"I'm not here to have fun." This thought passes through my head as I pull into the parking space, far away from my destination. I feel a moment of relief, having made it through the madness of Interntional Drive traffic once again. It's a gauntlet of distracted vacationers walking into traffic, drivers from the middle of nowhere dealing with congestion for the first time, and buses making continual stops along the strip of tourist traps.
My relief vanishes when I remember what's next. I check for car keys multiple times, delaying the inevitable. Finally, slowly, I take a deep breath and climb out of the car into the humid Florida air. The heat makes my head reel for a moment, but what keeps it spinning is the sight before me. I gaze upon the massive outlet mall and its shopping masses, and I wonder how I'm going to get through to my destination.

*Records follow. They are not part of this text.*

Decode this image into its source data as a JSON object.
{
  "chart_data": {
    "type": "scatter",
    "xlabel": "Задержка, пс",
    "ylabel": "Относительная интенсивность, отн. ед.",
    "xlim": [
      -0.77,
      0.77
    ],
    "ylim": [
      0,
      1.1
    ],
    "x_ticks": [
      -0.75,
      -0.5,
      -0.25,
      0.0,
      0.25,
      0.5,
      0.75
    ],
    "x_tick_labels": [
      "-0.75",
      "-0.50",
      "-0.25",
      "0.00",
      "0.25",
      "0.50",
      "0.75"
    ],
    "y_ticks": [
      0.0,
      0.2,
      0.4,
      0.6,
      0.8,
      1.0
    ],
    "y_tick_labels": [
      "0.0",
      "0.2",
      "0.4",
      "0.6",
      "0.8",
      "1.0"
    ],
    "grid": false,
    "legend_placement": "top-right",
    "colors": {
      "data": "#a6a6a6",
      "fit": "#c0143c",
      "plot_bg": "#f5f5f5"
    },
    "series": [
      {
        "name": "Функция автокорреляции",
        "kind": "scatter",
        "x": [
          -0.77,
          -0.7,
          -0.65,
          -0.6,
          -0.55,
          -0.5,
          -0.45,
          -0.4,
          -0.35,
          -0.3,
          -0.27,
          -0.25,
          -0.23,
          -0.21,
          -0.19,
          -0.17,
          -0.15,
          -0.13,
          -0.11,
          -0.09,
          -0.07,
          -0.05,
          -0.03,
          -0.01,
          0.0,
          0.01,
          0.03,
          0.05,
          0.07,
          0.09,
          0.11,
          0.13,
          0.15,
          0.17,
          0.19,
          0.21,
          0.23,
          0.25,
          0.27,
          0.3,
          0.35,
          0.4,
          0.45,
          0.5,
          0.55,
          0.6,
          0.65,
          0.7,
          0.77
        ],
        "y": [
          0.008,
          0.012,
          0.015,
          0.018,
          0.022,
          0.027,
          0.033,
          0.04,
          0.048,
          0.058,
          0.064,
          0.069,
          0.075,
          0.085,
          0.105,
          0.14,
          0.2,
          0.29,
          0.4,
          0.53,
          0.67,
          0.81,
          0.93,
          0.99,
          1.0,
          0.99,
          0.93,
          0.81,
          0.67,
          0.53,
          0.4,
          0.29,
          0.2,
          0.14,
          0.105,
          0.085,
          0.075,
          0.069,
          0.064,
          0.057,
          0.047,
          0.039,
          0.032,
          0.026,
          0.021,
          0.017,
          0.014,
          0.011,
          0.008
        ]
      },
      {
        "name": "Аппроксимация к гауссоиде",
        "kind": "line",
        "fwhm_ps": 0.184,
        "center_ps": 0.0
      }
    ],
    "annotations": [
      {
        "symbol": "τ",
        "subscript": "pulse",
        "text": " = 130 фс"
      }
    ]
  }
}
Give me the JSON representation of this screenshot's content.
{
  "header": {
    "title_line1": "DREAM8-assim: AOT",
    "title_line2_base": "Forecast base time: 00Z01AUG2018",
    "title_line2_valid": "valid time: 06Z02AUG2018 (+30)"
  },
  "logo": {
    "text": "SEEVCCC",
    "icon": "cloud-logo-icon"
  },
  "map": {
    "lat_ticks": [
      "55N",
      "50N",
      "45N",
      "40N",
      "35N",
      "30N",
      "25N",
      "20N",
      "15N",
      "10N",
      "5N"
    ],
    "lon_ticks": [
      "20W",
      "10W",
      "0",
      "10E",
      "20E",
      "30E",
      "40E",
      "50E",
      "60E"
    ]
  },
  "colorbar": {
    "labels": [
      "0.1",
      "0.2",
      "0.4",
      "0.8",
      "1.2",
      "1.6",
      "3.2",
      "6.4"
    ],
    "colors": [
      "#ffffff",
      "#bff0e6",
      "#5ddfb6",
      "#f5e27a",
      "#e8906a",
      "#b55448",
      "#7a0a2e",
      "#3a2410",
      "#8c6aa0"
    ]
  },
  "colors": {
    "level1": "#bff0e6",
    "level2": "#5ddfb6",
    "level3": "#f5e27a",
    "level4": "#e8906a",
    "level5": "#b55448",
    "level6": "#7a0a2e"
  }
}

As I make my way through the parking lot, my body instinctively changes stance, taking on the form of a football player ready to crash through his opposition. My glasses slide down my nose, but I let them hang just a few centimeters from falling. Seeing everything as a blur only helps me deal with navigating the crowds.
|This is actually Universal Studios Citywalk, but massive tourist crowds are pretty similar.|
These ridiculous thoughts flow through my mind as I flow through the crowd. With my glasses down, every person is just a blur, an obstacle to be dodged in the most efficient way possible. A childhood spent in malls with a retail therapy obsessed grandmother has trained me well, allowing me to find the smallest of openings and dodge the fastest of strollers.
Finally, I reach my destination, the store that I seek. It's a Disney Outlet store in Orlando, so of course it's almost as busy as the walkway outside. I buy some things, of course I do. I'm really here, though, to get pictures of some collectibles that are an obsession for some. I'm one of them, for reasons I can only begin to understand. These pictures mean I'm being published by someone, and that something I do is being viewed. It makes what's next worth it. Barely. Because now, I have to make my way back through those crowds, and that traffic, then the interstate to get back to the peaceful sanctuary of home.
This is the reality of living in Central Florida. While I don't call Orlando home, sometimes I feel like I'm in that city more than my own. This land would be oranges and retirees and not much else if the theme parks never arrived, and thus most everything intersects with the tourist industry in some way. A simple shopping trip for me is a major part of a vacation to most of the people I walk among.
When my wife and I first moved here, I was often confused why the locals, specifically those who grew up in the area, often had no connection to Disney World or its ilk. After living here a year, I can understand how it happens. Having to deal with the shadow of Disney constantly looming over your life has a good chance of draining away the "magic" the tourist industry sprays into the area. It also doesn't help that many of these tourism related jobs are low paying positions, which means many of these people can't afford to visit the same places people journey thousands of miles to visit.
I haven't lost an appreciation for the Disney lifestyle, and I don't think I will. My inner child dominates a little too much of my mind to ever grow tired of the place. When I'm with my wife, we're like kids again every time we walk through the gates of faux castles and into imaginary lands. However, much of my time spent alone among the tourists is for my writing and reporting. Sometimes, I'm not there to have fun.